### Abstract

We present an approach to teach incrementally human gestures to a humanoid robot. The learning process consists of first projecting the movement data in a latent space and encoding the resulting signals in a Gaussian Mixture Model (GMM). We compare the performance of two incremental training procedures against a batch training procedure. Qualitative and quantitative evaluations are performed on data acquired from motion sensors attached to a human demonstrator and data acquired by kinesthetically demonstrating the task to the robot. We present experiments to show that these different modalities can be used to teach incrementally basketball officials' signals to a HOAP-3 humanoid robot.

### Bibtex reference

@inproceedings{Calinon07HRI,
author = "S. Calinon and A. Billard",
title = "Incremental Learning of Gestures by Imitation in a Humanoid Robot",
booktitle = "Proceedings of the {ACM/IEEE} International Conference on Human-Robot Interaction ({HRI})",
year = "2007",
month="March",
location="Arlington, VA, USA",
pages="255--262"
}

### Video

Final reproduction of communicative gestures used by Basketball officials, where the robot incrementally refines its motion through the user's support.

### Source codes

#### Usage

Unzip the file and run 'demo1' or 'demo2' in Matlab.

#### References

• Calinon, S. and Billard, A. (2007) Incremental Learning of Gestures by Imitation in a Humanoid Robot.
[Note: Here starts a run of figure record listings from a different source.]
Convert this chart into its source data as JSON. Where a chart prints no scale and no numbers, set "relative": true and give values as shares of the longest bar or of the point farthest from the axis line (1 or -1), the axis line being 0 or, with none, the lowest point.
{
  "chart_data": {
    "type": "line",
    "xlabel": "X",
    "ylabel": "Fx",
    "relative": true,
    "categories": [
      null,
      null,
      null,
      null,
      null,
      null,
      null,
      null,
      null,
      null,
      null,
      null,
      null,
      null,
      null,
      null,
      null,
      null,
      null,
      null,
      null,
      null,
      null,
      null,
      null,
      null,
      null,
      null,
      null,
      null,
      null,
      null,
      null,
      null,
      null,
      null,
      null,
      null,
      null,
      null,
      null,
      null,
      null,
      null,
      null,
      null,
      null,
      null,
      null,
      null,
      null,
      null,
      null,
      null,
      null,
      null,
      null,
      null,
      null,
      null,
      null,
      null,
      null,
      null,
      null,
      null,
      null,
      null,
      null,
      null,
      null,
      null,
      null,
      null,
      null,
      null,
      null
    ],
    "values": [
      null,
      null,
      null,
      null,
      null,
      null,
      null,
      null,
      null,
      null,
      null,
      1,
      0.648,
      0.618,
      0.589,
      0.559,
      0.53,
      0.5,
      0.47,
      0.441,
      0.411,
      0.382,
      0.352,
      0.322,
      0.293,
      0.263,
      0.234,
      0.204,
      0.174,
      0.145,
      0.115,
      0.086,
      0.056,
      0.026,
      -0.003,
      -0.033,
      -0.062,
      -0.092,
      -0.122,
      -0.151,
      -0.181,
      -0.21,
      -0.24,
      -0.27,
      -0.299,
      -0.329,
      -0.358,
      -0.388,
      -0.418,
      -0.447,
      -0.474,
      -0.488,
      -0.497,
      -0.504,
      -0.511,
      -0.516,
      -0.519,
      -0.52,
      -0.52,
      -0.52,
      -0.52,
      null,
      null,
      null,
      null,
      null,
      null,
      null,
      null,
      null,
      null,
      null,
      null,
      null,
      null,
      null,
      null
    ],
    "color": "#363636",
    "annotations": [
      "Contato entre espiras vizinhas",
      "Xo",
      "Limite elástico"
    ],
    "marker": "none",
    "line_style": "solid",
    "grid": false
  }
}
Proceedings of the ACM/IEEE International Conference on Human-Robot Interaction (HRI), pp. 255-262.

#### Demo 1 - Demonstration of an incremental learning process of Gaussian Mixture Model (GMM) using a direct update method

The demonstration loads a dataset consisting of several trajectories which are presented one-by-one to update the GMM parameters by using an incremental version of the Expectation-Maximization (EM) algorithm (direct update method). The learning mechanism only uses the latest observed trajectory to update the models (no historical data is used).
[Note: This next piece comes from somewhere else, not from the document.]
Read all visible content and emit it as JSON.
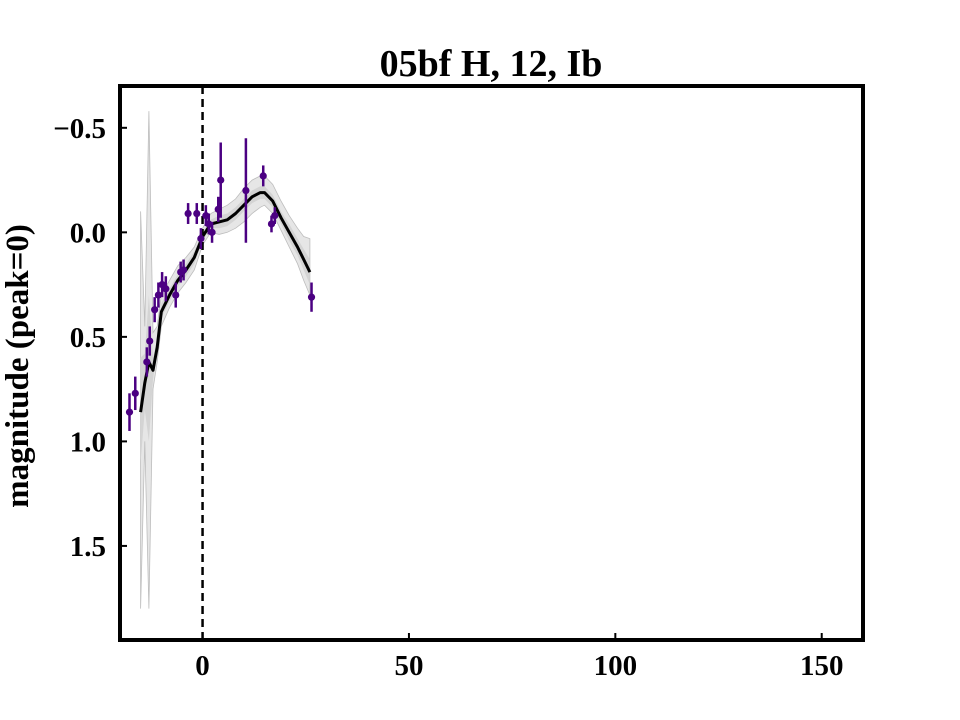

#### Demo 2 - Demonstration of an incremental learning process of Gaussian Mixture Model (GMM) using a generative method

The demonstration loads a dataset consisting of several trajectories which are presented one-by-one to update the GMM parameters by generating stochastically a new dataset from the current model, adding the new trajectory to this dataset and updating the GMM parameters using the resulting dataset, through a standard Expectation-Maximization (EM) algorithm (generative method). The learning mechanism only uses the latest observed trajectory to update the models (no historical data is used).